El entrecomillado es mío e interesado. Busca resaltar un aspecto cruento de toda revolución: “obligar” a los contrarrevolucionarios a aceptar lo que está en marcha, lo que siempre supone – lisa y llanamente – que el bando de lo nuevo imponga su voluntad sobre lo viejo que no quiere morir. Es la parte política de ese escrito avasallante y desmesurado que invita a los revolucionarios a no vacilar en nada para consolidar la obra iniciada el 25 de mayo: “jamás en ningún tiempo de revolución, se vio adoptada por los gobernantes la moderación y la tolerancia (…) Los cimientos de una nueva república nunca se han cimentado sino con el rigor y el castigo, mezclado con la sangre derramada de todos aquellos miembros que pudieran impedir su progreso”
Semejante sentencia ha deslizado a intelectuales como José Pablo Feinmann a decepcionarse con esa figura a la que termina asociando a la práctica del terror y no de la política; aun cuando el propio Feinmann sabía el contexto en el que se elaboró y presentó el Plan: agosto de 1810, luego de ocurrida la primera resistencia armada contra la revolución protagonizada por Santiago de Liniers y de la que ya hablamos para pincelar a Juan José Castelli.

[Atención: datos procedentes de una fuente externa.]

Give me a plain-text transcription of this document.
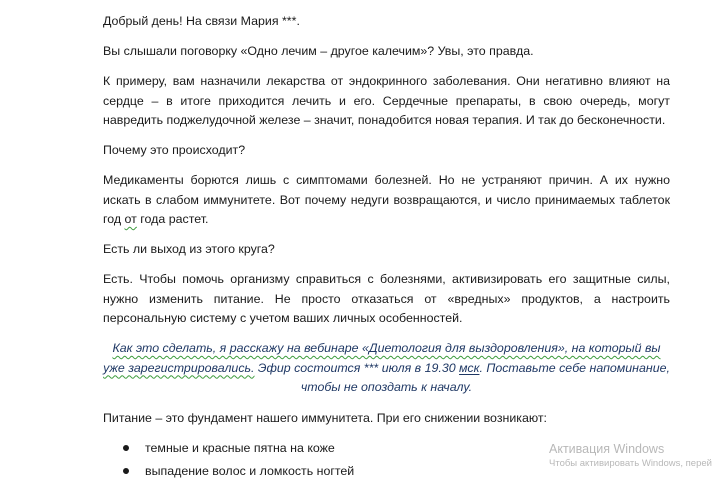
Добрый день! На связи Мария ***.

Вы слышали поговорку «Одно лечим – другое калечим»? Увы, это правда.

К примеру, вам назначили лекарства от эндокринного заболевания. Они негативно влияют на сердце – в итоге приходится лечить и его. Сердечные препараты, в свою очередь, могут навредить поджелудочной железе – значит, понадобится новая терапия. И так до бесконечности.

Почему это происходит?

Медикаменты борются лишь с симптомами болезней. Но не устраняют причин. А их нужно искать в слабом иммунитете. Вот почему недуги возвращаются, и число принимаемых таблеток год от года растет.

Есть ли выход из этого круга?

Есть. Чтобы помочь организму справиться с болезнями, активизировать его защитные силы, нужно изменить питание. Не просто отказаться от «вредных» продуктов, а настроить персональную систему с учетом ваших личных особенностей.

Как это сделать, я расскажу на вебинаре «Диетология для выздоровления», на который вы уже зарегистрировались. Эфир состоится *** июля в 19.30 мск. Поставьте себе напоминание, чтобы не опоздать к началу.

Питание – это фундамент нашего иммунитета. При его снижении возникают:

темные и красные пятна на коже
выпадение волос и ломкость ногтей
Активация Windows
Чтобы активировать Windows, перей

Pero volvamos al documento y al propio Mariano Moreno quien tenía un problema grande cuando diseñó su “Plan”: librar una guerra de independencia y forjar un Estado que reemplazara al español, ambas cosas imprescindibles “para consolidar la grande obra de nuestra libertad e independencia”, tal como indica el título completo del documento histórico.
Impulsado por tan desmesurada ambición, Moreno redactó también una sección que se detenía en la economía nacional. Plasmó entonces un razonamiento que se volvió bandera de sectores que en distintas coyunturas y circunstancias del país, reivindican lo que Moreno sugería hace 218 años: que para lograr la autonomía y la independencia no quedaba otra que convertir al Estado en motor del desarrollo y que ello se lograba subordinando la economía al mismo, lo cual no es más que subordinar los agentes económicos a los agentes de la política.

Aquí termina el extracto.